Marketing doesn’t talk to customers. Now we used to. You’re not old enough, Adam, I don’t think but I am to remember the time when we didn’t have any other choice. Like we didn’t have any software. There were no reports, like my first agency, I used to work for Nelson Ralston Rob in Phoenix as an intern. This is back in the 80s, and my boss, Bob Rob, who’s now the editorial page writer for The Arizona Republican newspaper, he told me something when I was an intern that I will never forget. He said, “No good marketing happens at your desk.” His deal was, his deal was you should not be in the office.
Many managers are like, “How come you’re not in the office? Like what are you doing? What are you screwing around?” He was the exact opposite. He was like, “Why are you in the office? you should be out talking to our customers, or even better talking to the customers of our customers.” Somewhere along the way, because now we have computers and Google Analytics or whatever, we’ve kind of lost that spirit. It’s just easier to sit around and press a button and a report spits out, but that’s why we’re so specific in the book about creating what we call the triangle of awesome.
The triangle of awesome is your talk triggers implementation team and it must include marketing, sales, and service. In the middle of that triangle is ops. Ultimately, a talk trigger is an operational exercise. It’s not really a marketing exercise.
[00:35:55] Adam: I think we’ve believed that the Google Analytics report tells us what we need to know about customers or about people, so we don’t go do that work. We don’t go out, hit the street and go actually go observe people in the store or observe people doing the thing or want to go interview people. I don’t think people don’t want to know the information. I believe they feel that Facebook analytics or Google Analytics gives them the insight they need, but I just don’t feel like you get enough unless you’re asking them like, “Why did you pick that? Why didn’t you order this thing that’s half the price? Did you not know? Like, where’s your mind?”
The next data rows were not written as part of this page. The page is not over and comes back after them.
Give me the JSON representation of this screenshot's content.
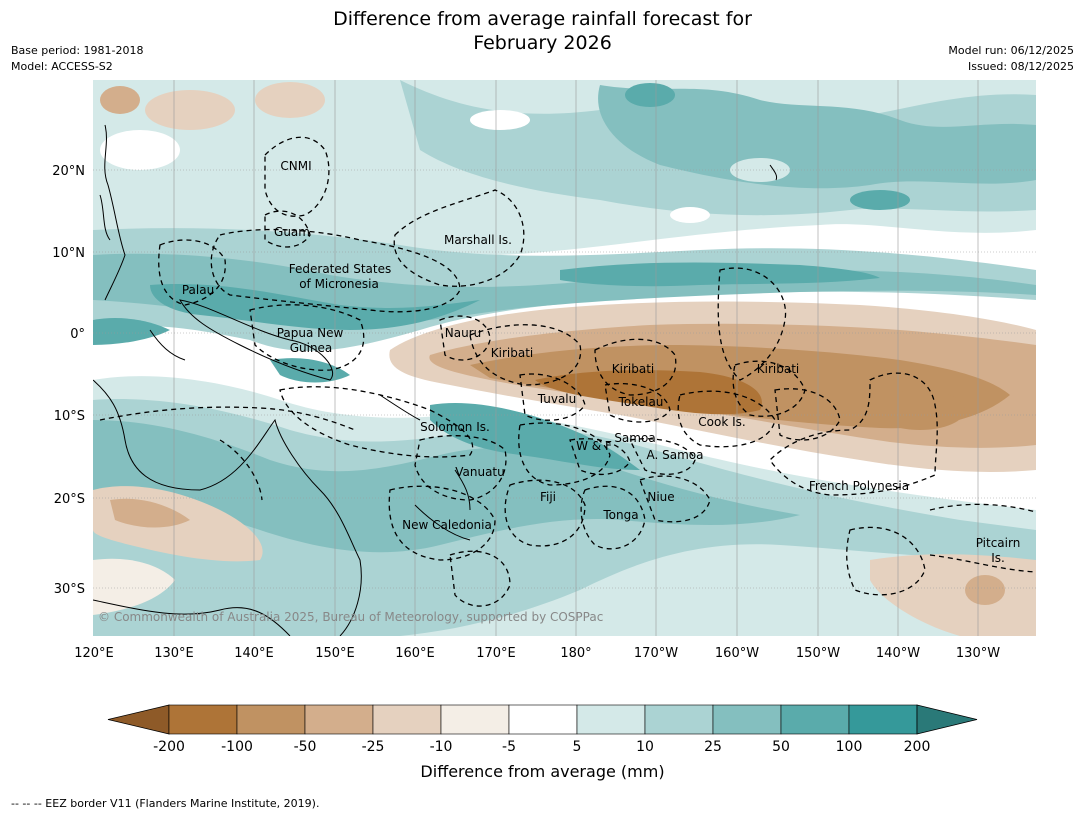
{
  "title_line1": "Difference from average rainfall forecast for",
  "title_line2": "February 2026",
  "base_period": "Base period: 1981-2018",
  "model": "Model: ACCESS-S2",
  "model_run": "Model run: 06/12/2025",
  "issued": "Issued: 08/12/2025",
  "longitude_ticks": [
    "120°E",
    "130°E",
    "140°E",
    "150°E",
    "160°E",
    "170°E",
    "180°",
    "170°W",
    "160°W",
    "150°W",
    "140°W",
    "130°W"
  ],
  "latitude_ticks": [
    "20°N",
    "10°N",
    "0°",
    "10°S",
    "20°S",
    "30°S"
  ],
  "places": [
    {
      "name": "CNMI"
    },
    {
      "name": "Guam"
    },
    {
      "name": "Marshall Is."
    },
    {
      "name": "Federated States"
    },
    {
      "name": "of Micronesia"
    },
    {
      "name": "Palau"
    },
    {
      "name": "Papua New"
    },
    {
      "name": "Guinea"
    },
    {
      "name": "Nauru"
    },
    {
      "name": "Kiribati"
    },
    {
      "name": "Kiribati"
    },
    {
      "name": "Kiribati"
    },
    {
      "name": "Tuvalu"
    },
    {
      "name": "Tokelau"
    },
    {
      "name": "Cook Is."
    },
    {
      "name": "Solomon Is."
    },
    {
      "name": "W & F"
    },
    {
      "name": "Samoa"
    },
    {
      "name": "A. Samoa"
    },
    {
      "name": "Vanuatu"
    },
    {
      "name": "Fiji"
    },
    {
      "name": "Niue"
    },
    {
      "name": "Tonga"
    },
    {
      "name": "French Polynesia"
    },
    {
      "name": "New Caledonia"
    },
    {
      "name": "Pitcairn"
    },
    {
      "name": "Is."
    }
  ],
  "copyright": "© Commonwealth of Australia 2025, Bureau of Meteorology, supported by COSPPac",
  "colorbar": {
    "ticks": [
      "-200",
      "-100",
      "-50",
      "-25",
      "-10",
      "-5",
      "5",
      "10",
      "25",
      "50",
      "100",
      "200"
    ],
    "colors": [
      "#8e5a28",
      "#ae7437",
      "#c09262",
      "#d3ae8c",
      "#e5d1bf",
      "#f4eee6",
      "#ffffff",
      "#d4e9e8",
      "#abd3d3",
      "#84bfbf",
      "#5aabab",
      "#35999a",
      "#2a7978"
    ],
    "label": "Difference from average (mm)"
  },
  "eez_note": "--  --  -- EEZ border V11 (Flanders Marine Institute, 2019)."
}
[00:36:34] Jay: Look, I’ve said this before. We are surrounded by data, but we’re starved for insights. You know, people are like, “Big data,” big data is worthless. It’s about big understanding. I mean, a number is just a number. It has no actual value outside of context. I think conversations is what creates context, so the more interviews we can do, I think the better off we’ll be. That’s kind of the key to this process. Is to really get a better sense of what customers expect. Then find something that they think is boring and then make it not boring.
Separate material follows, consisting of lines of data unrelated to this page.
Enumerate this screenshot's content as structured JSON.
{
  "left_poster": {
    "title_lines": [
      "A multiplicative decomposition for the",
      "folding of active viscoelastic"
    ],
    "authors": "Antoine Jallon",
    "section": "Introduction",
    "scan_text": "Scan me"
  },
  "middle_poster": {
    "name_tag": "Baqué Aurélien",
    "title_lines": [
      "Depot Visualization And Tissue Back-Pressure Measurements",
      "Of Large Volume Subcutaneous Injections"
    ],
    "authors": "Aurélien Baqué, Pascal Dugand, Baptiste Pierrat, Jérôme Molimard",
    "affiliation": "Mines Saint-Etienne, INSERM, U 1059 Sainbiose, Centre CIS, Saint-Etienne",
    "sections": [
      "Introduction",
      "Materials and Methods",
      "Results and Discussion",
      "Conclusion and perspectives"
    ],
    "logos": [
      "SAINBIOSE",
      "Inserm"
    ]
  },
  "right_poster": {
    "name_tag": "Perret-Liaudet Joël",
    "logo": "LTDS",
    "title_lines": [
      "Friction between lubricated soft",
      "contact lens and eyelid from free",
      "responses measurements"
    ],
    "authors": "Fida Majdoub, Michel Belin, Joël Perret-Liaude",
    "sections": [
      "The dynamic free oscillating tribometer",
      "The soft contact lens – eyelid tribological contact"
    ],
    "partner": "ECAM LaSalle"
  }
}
[00:37:14] Adam: There’s your opportunity.
[00:37:14] Jay: That’s it.
[00:37:16] Adam: That’s awesome. Jay, this is great. You’ve mentioned it, conversations are powerful and I really enjoyed this conversation.
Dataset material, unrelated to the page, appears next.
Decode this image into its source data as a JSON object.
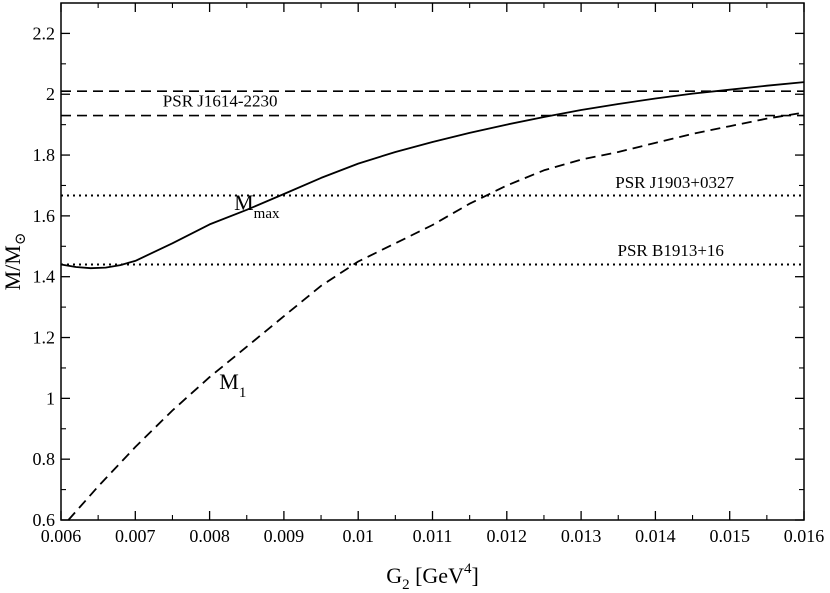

[00:37:24] Jay: Oh, it’s a blast.
[00:37:24] Adam: Since we got on the floor [crosstalk]
[00:37:26] Jay: Way too long to appreciate it.
[00:37:28] Adam: Thank you so much for making time and continued success with the book for sure.
[00:37:34] Jay: Thanks so much. I should mention that if people go to talktriggers.com, there’s tons of free stuff there. infographics, research reports, book club discussion guides, PowerPoint presentations, like all kinds of free stuff, go grab it. It’s my gift to you.
[00:37:48] Adam: Yes, normally, I ask people where you can be found online but in your case, I kind of feel like everybody knows but just for the fun of it. You can run down your way, where they can find you.
[00:37:57] Jay: I’m Jay Baer in all the places that you might expect. Then our main site is Convince and Convert. We’ve got thousands and thousands of blog posts and webinars and research projects and videos. Everything for for marketers and business people. Then my podcast is called Social Pros.
[00:38:17] Adam: Excellent. Thanks again and I really appreciate.